Abstract:Passage re-ranking is to obtain a permutation over the candidate passage set from retrieval stage. Re-rankers have been boomed by Pre-trained Language Models (PLMs) due to their overwhelming advantages in natural language understanding. However, existing PLM based re-rankers may easily suffer from vocabulary mismatch and lack of domain specific knowledge. To alleviate these problems, explicit knowledge contained in knowledge graph is carefully introduced in our work. Specifically, we employ the existing knowledge graph which is incomplete and noisy, and first apply it in passage re-ranking task.
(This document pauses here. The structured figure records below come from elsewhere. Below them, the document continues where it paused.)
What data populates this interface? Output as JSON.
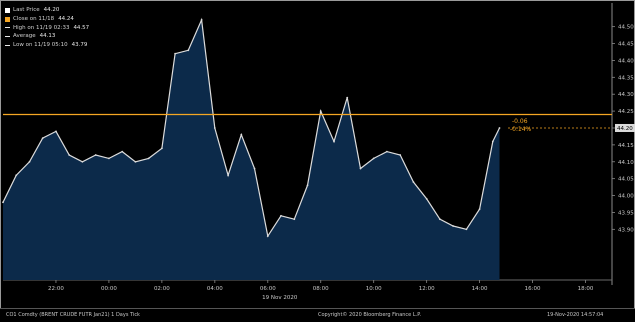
{
  "chart_data": {
    "type": "area",
    "x_tick_labels": [
      "22:00",
      "00:00",
      "02:00",
      "04:00",
      "06:00",
      "08:00",
      "10:00",
      "12:00",
      "14:00",
      "16:00",
      "18:00"
    ],
    "x_date_label": "19 Nov 2020",
    "y_tick_labels": [
      "44.50",
      "44.45",
      "44.40",
      "44.35",
      "44.30",
      "44.25",
      "44.20",
      "44.15",
      "44.10",
      "44.05",
      "44.00",
      "43.95",
      "43.90"
    ],
    "ylim": [
      43.75,
      44.57
    ],
    "series": [
      {
        "name": "Last Price",
        "x": [
          "20:00",
          "20:30",
          "21:00",
          "21:30",
          "22:00",
          "22:30",
          "23:00",
          "23:30",
          "00:00",
          "00:30",
          "01:00",
          "01:30",
          "02:00",
          "02:30",
          "03:00",
          "03:30",
          "04:00",
          "04:30",
          "05:00",
          "05:30",
          "06:00",
          "06:30",
          "07:00",
          "07:30",
          "08:00",
          "08:30",
          "09:00",
          "09:30",
          "10:00",
          "10:30",
          "11:00",
          "11:30",
          "12:00",
          "12:30",
          "13:00",
          "13:30",
          "14:00",
          "14:30",
          "14:45"
        ],
        "values": [
          43.98,
          44.06,
          44.1,
          44.17,
          44.19,
          44.12,
          44.1,
          44.12,
          44.11,
          44.13,
          44.1,
          44.11,
          44.14,
          44.42,
          44.43,
          44.52,
          44.2,
          44.06,
          44.18,
          44.08,
          43.88,
          43.94,
          43.93,
          44.03,
          44.25,
          44.16,
          44.29,
          44.08,
          44.11,
          44.13,
          44.12,
          44.04,
          43.99,
          43.93,
          43.91,
          43.9,
          43.96,
          44.16,
          44.2
        ]
      }
    ],
    "close_on_11_18": 44.24,
    "close_line_color": "#f5a623",
    "area_color": "#0c2a4a",
    "line_color": "#dcdcdc",
    "grid": false,
    "legend_position": "top-left"
  },
  "legend": {
    "items": [
      {
        "label": "Last Price",
        "value": "44.20",
        "color": "#ffffff",
        "kind": "box"
      },
      {
        "label": "Close on 11/18",
        "value": "44.24",
        "color": "#f5a623",
        "kind": "box"
      },
      {
        "label": "High on 11/19 02:33",
        "value": "44.57",
        "color": "#e8e8e8",
        "kind": "line"
      },
      {
        "label": "Average",
        "value": "44.13",
        "color": "#e8e8e8",
        "kind": "line"
      },
      {
        "label": "Low on 11/19 05:10",
        "value": "43.79",
        "color": "#e8e8e8",
        "kind": "line"
      }
    ]
  },
  "annotations": {
    "last_price_box": "44.20",
    "change": "-0.06",
    "change_pct": "-0.14%"
  },
  "footer": {
    "left": "CO1 Comdty (BRENT CRUDE FUTR  Jan21) 1 Days  Tick",
    "center": "Copyright© 2020 Bloomberg Finance L.P.",
    "right": "19-Nov-2020 14:57:04"
  }
}
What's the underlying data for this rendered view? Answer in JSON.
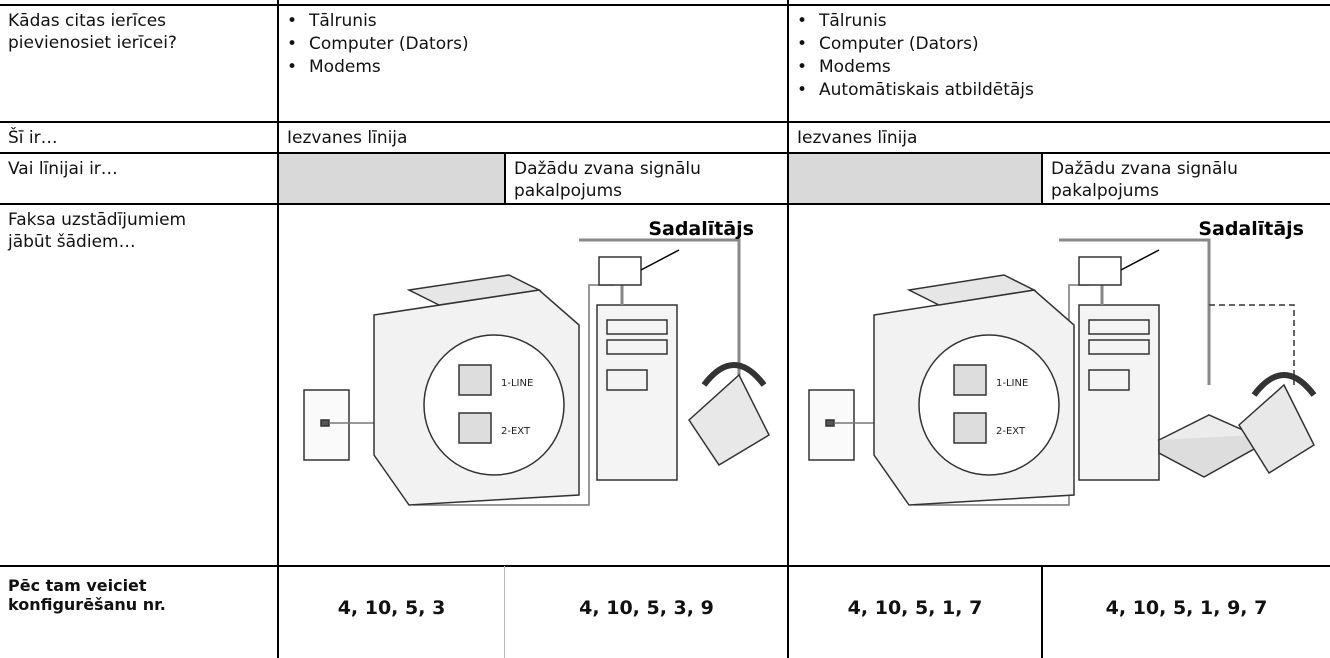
{
  "table": {
    "rows": [
      {
        "label": "Kādas citas ierīces pievienosiet ierīcei?",
        "left": [
          "Tālrunis",
          "Computer (Dators)",
          "Modems"
        ],
        "right": [
          "Tālrunis",
          "Computer (Dators)",
          "Modems",
          "Automātiskais atbildētājs"
        ]
      },
      {
        "label": "Šī ir…",
        "left": "Iezvanes līnija",
        "right": "Iezvanes līnija"
      },
      {
        "label": "Vai līnijai ir…",
        "left": "Dažādu zvana signālu pakalpojums",
        "right": "Dažādu zvana signālu pakalpojums"
      },
      {
        "label": "Faksa uzstādījumiem jābūt šādiem…",
        "left": {
          "splitter": "Sadalītājs",
          "port1": "1-LINE",
          "port2": "2-EXT"
        },
        "right": {
          "splitter": "Sadalītājs",
          "port1": "1-LINE",
          "port2": "2-EXT"
        }
      },
      {
        "label": "Pēc tam veiciet konfigurēšanu nr.",
        "cells": [
          "4, 10, 5, 3",
          "4, 10, 5, 3, 9",
          "4, 10, 5, 1, 7",
          "4, 10, 5, 1, 9, 7"
        ]
      }
    ]
  }
}
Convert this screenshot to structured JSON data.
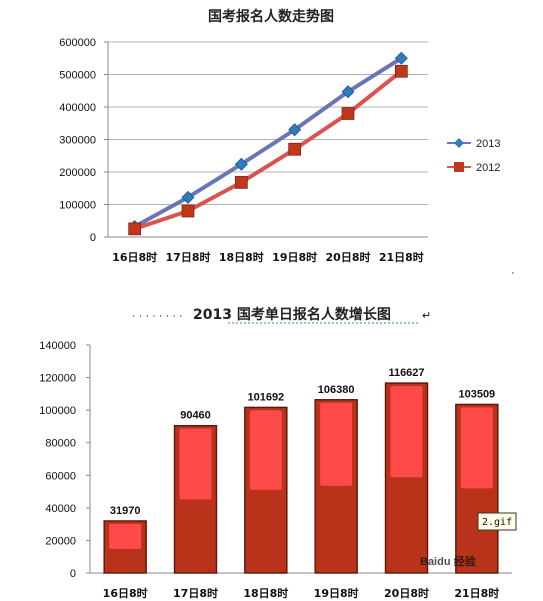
{
  "chart_data": [
    {
      "type": "line",
      "title": "国考报名人数走势图",
      "categories": [
        "16日8时",
        "17日8时",
        "18日8时",
        "19日8时",
        "20日8时",
        "21日8时"
      ],
      "ylim": [
        0,
        600000
      ],
      "yticks": [
        "0",
        "100000",
        "200000",
        "300000",
        "400000",
        "500000",
        "600000"
      ],
      "grid": true,
      "legend_position": "right",
      "series": [
        {
          "name": "2013",
          "color": "#6a74b8",
          "marker_color": "#2e7bbd",
          "marker": "diamond",
          "values": [
            31970,
            122000,
            224000,
            330000,
            447000,
            550000
          ]
        },
        {
          "name": "2012",
          "color": "#d9534f",
          "marker_color": "#c0381b",
          "marker": "square",
          "values": [
            25000,
            80000,
            168000,
            270000,
            380000,
            510000
          ]
        }
      ]
    },
    {
      "type": "bar",
      "title": "2013 国考单日报名人数增长图",
      "title_prefix": "· · · · · · · ·",
      "categories": [
        "16日8时",
        "17日8时",
        "18日8时",
        "19日8时",
        "20日8时",
        "21日8时"
      ],
      "values": [
        31970,
        90460,
        101692,
        106380,
        116627,
        103509
      ],
      "data_labels": [
        "31970",
        "90460",
        "101692",
        "106380",
        "116627",
        "103509"
      ],
      "ylim": [
        0,
        140000
      ],
      "yticks": [
        "0",
        "20000",
        "40000",
        "60000",
        "80000",
        "100000",
        "120000",
        "140000"
      ],
      "bar_color": "#b8331a",
      "highlight_color": "#ff4a4a",
      "grid": false
    }
  ],
  "overlay_label": "2.gif",
  "watermark": "Baidu 经验"
}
To leverage a reliable knowledge, we propose a novel knowledge graph distillation method and obtain a knowledge meta graph as the bridge between query and passage. To align both kinds of embedding in the latent space, we employ PLM as text encoder and graph neural network over knowledge meta graph as knowledge encoder. Besides, a novel knowledge injector is designed for the dynamic interaction between text and knowledge encoder. Experimental results demonstrate the effectiveness of our method especially in queries requiring in-depth domain knowledge.